1. **Attention is three matrix operations:** `scores = XX^T`, `weights = softmax(scores)`, `output = weights @ X`. Each output token is a weighted average of all input tokens.
2. **The raw score matrix `XX^T` is always symmetric.** `dot(a, b) = dot(b, a)`, so the relevance score between any two tokens is identical in both directions. This is a mathematical fact, not a coincidence.
3. **Symmetry is a limitation.** "Cat" needs "chased" (to know what it did) and "chased" needs "cat" (to know who did it) — different reasons, but the score is forced to be the same.

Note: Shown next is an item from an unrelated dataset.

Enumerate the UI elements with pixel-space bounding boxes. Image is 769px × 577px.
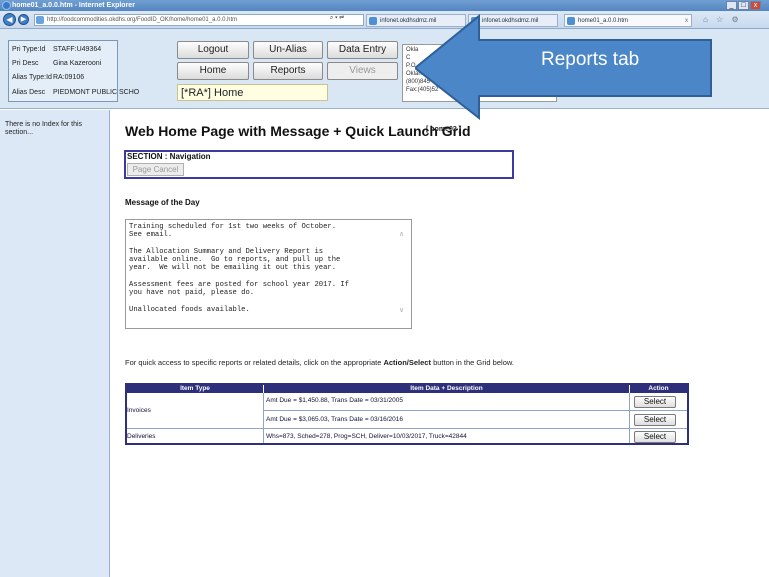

4. **Separate seeking/offering vectors break symmetry.** When `score(A, B) = dot(seek_A, offer_B)`, the scores become asymmetric because `seek_A` differs from `offer_A`. This is exactly what Q/K projections achieve in the next lesson.
5. **Attention already creates context-dependent representations** — even raw dot-product attention changes "bank" based on surrounding words. But without asymmetric scores, its expressiveness is limited.